Haplogenome assembly reveals structural variation in Eucalyptus interspecific hybrids
De novo phased (haplo)genome assembly using long-read DNA sequencing data has improved the detection and characterization of structural variants (SVs) in plant and animal genomes. Able to span across haplotypes, long reads allow phased, haplogenome assembly in highly outbred organisms such as forest trees. Eucalyptus tree species and interspecific hybrids are the most widely planted hardwood trees with F1 hybrids of Eucalyptus grandis and E. urophylla forming the bulk of fast-growing pulpwood plantations in subtropical regions. The extent of structural variation and its effect on interspecific hybridization is unknown in these trees. As a first step towards elucidating the extent of structural variation between the genomes of E. grandis and E. urophylla, we sequenced and assembled the haplogenomes contained in an F1 hybrid of the two species.

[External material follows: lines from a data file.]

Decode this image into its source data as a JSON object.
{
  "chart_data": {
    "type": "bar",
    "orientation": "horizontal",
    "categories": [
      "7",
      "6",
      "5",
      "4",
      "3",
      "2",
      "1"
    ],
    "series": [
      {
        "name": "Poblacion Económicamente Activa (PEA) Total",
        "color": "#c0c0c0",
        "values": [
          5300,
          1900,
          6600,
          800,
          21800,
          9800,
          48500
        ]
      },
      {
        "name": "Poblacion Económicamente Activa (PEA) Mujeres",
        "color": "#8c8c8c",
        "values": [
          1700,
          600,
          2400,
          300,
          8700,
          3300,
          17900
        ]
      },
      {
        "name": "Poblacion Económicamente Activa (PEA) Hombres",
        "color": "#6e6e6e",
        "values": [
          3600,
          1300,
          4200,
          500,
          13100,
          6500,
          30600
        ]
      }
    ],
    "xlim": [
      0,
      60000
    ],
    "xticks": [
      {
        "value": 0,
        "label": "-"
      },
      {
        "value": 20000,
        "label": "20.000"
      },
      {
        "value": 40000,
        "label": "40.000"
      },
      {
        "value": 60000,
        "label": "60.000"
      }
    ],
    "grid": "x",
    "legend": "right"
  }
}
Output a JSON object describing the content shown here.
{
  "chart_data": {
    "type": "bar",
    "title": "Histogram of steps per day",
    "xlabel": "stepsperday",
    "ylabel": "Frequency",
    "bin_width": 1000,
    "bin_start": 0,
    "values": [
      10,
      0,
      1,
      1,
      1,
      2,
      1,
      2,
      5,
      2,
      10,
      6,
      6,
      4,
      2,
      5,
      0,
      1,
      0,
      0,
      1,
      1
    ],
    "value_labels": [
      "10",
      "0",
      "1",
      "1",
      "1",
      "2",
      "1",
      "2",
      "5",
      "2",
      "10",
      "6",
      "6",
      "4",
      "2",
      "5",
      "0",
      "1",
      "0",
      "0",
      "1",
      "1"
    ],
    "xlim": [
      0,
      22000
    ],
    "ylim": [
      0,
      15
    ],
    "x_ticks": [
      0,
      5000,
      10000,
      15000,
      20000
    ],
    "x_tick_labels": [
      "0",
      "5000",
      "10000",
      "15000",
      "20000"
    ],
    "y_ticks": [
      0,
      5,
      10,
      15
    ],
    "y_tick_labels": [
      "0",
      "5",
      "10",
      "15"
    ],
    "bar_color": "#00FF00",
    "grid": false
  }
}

Using Nanopore sequencing and a trio-binning approach, we assembled the separate haplogenomes (566.7 Mb and 544.5 Mb) to 98.0% BUSCO completion. High-density SNP genetic linkage maps of both parents allowed scaffolding of 88.0% of the haplogenome contigs into 11 pseudo-chromosomes (scaffold N50 of 43.8 Mb and 42.5 Mb for the E. grandis and E. urophylla haplogenomes, respectively). We identify 48,729 SVs between the two haplogenomes providing the first detailed insight into genome structural rearrangement in these species. The two haplogenomes have similar gene content, 35,572 and 33,915 functionally annotated genes, of which 34.7% are contained in genome rearrangements.
Knowledge of SV and haplotype diversity in the two species will form the basis for understanding the genetic basis of hybrid superiority in these trees.